It is my first web scraping script. I am interested in football and stiatistics of all kind and that's why I chose to scrape match details and results from FlashScore.com.
Firstly, the script look what seasons are already scraped based on files in /data directory. It creates list of urls it needs to scrape. Then for every url it gets ids of all matches on a given page (scrolls and presses "More" button untill there are more matches to load). For example it may be page with results of all maches in Premier League in season 19/20. Next thing is opening every match and getting match details. At the end everything is stored in pandas dataframe and saved into excel files.

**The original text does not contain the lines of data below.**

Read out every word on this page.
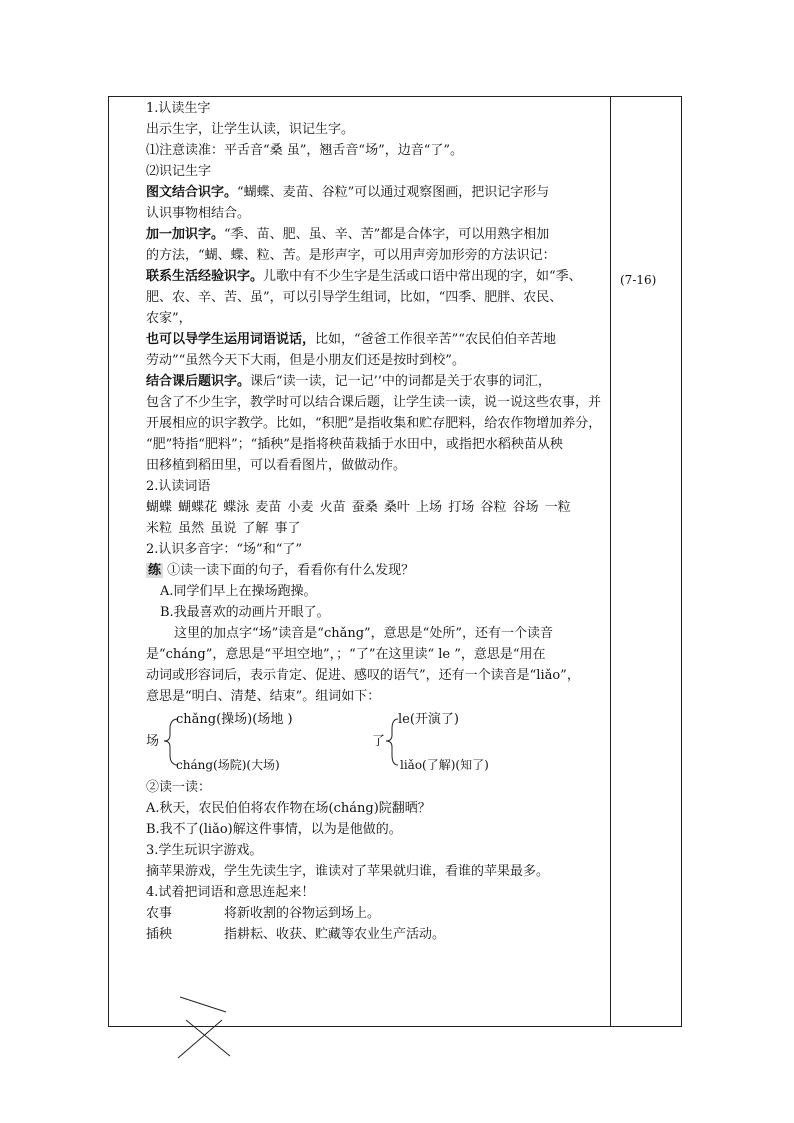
(7-16)
1.认读生字
出示生字，让学生认读，识记生字。
⑴注意读准：平舌音“桑 虽”，翘舌音“场”，边音“了”。
⑵识记生字
图文结合识字。“蝴蝶、麦苗、谷粒”可以通过观察图画，把识记字形与
认识事物相结合。
加一加识字。“季、苗、肥、虽、辛、苦”都是合体字，可以用熟字相加
的方法，“蝴、蝶、粒、苦。是形声字，可以用声旁加形旁的方法识记：
联系生活经验识字。儿歌中有不少生字是生活或口语中常出现的字，如“季、
肥、农、辛、苦、虽”，可以引导学生组词，比如，“四季、肥胖、农民、
农家”，
也可以导学生运用词语说话，比如，“爸爸工作很辛苦”“农民伯伯辛苦地
劳动”“虽然今天下大雨，但是小朋友们还是按时到校”。
结合课后题识字。课后“读一读，记一记’’中的词都是关于农事的词汇，
包含了不少生字，教学时可以结合课后题，让学生读一读，说一说这些农事，并
开展相应的识字教学。比如，“积肥”是指收集和贮存肥料，给农作物增加养分，
“肥”特指“肥料”；“插秧”是指将秧苗栽插于水田中，或指把水稻秧苗从秧
田移植到稻田里，可以看看图片，做做动作。
2.认读词语
蝴蝶 蝴蝶花 蝶泳 麦苗 小麦 火苗 蚕桑 桑叶 上场 打场 谷粒 谷场 一粒
米粒 虽然 虽说 了解 事了
2.认识多音字：“场”和“了”
练 ①读一读下面的句子，看看你有什么发现？
A.同学们早上在操场跑操。
B.我最喜欢的动画片开眼了。
这里的加点字“场”读音是“chǎng”，意思是“处所”，还有一个读音
是“cháng”，意思是“平坦空地”，；“了”在这里读“ le ”，意思是“用在
动词或形容词后，表示肯定、促进、感叹的语气”，还有一个读音是“liǎo”，
意思是“明白、清楚、结束”。组词如下：
场
chǎng(操场)(场地 )
cháng(场院)(大场)
了
le(开演了)
liǎo(了解)(知了)
②读一读：
A.秋天，农民伯伯将农作物在场(cháng)院翻晒？
B.我不了(liǎo)解这件事情，以为是他做的。
3.学生玩识字游戏。
摘苹果游戏，学生先读生字，谁读对了苹果就归谁，看谁的苹果最多。
4.试着把词语和意思连起来！
农事	将新收割的谷物运到场上。
插秧	指耕耘、收获、贮藏等农业生产活动。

Before time optimalization getting data from one season took between 50 and 80 minutes. Using WebdriverWait made scraping about 5 times faster. To get all the data from one season script needs to work about 10-18 minutes depending on how much data there is. For newer matches and ones from more popular leagues it takes more time because data is more precise.
Main script (the one descriped above) is main.py.
Previous version of script is in archive directory. It could only script one season at a time, was about 4-5 times slower and had many bugs.
Teams and lineups (first squad and subs), score, referee, betting odds, statistics (fulltime, first half and second half for every statistic) for example: ball possession, shots on target, shots off target, saves, cards and passes. For every match scraped are also all incidents that happend during a match. They are for example: goals, yellow and red cards, substitutions. For every of them there are also more details (scorer, assist, sub in - sub out, own goal, penalty kick missed, VAR).
Scraped data includes 196 columns. For example in one Premier League season there are 380 matches.
- Python 3
- Spyder
- Selenium
- chromedriver / geckodriver
- BeautifulSoup4
- pandas
- git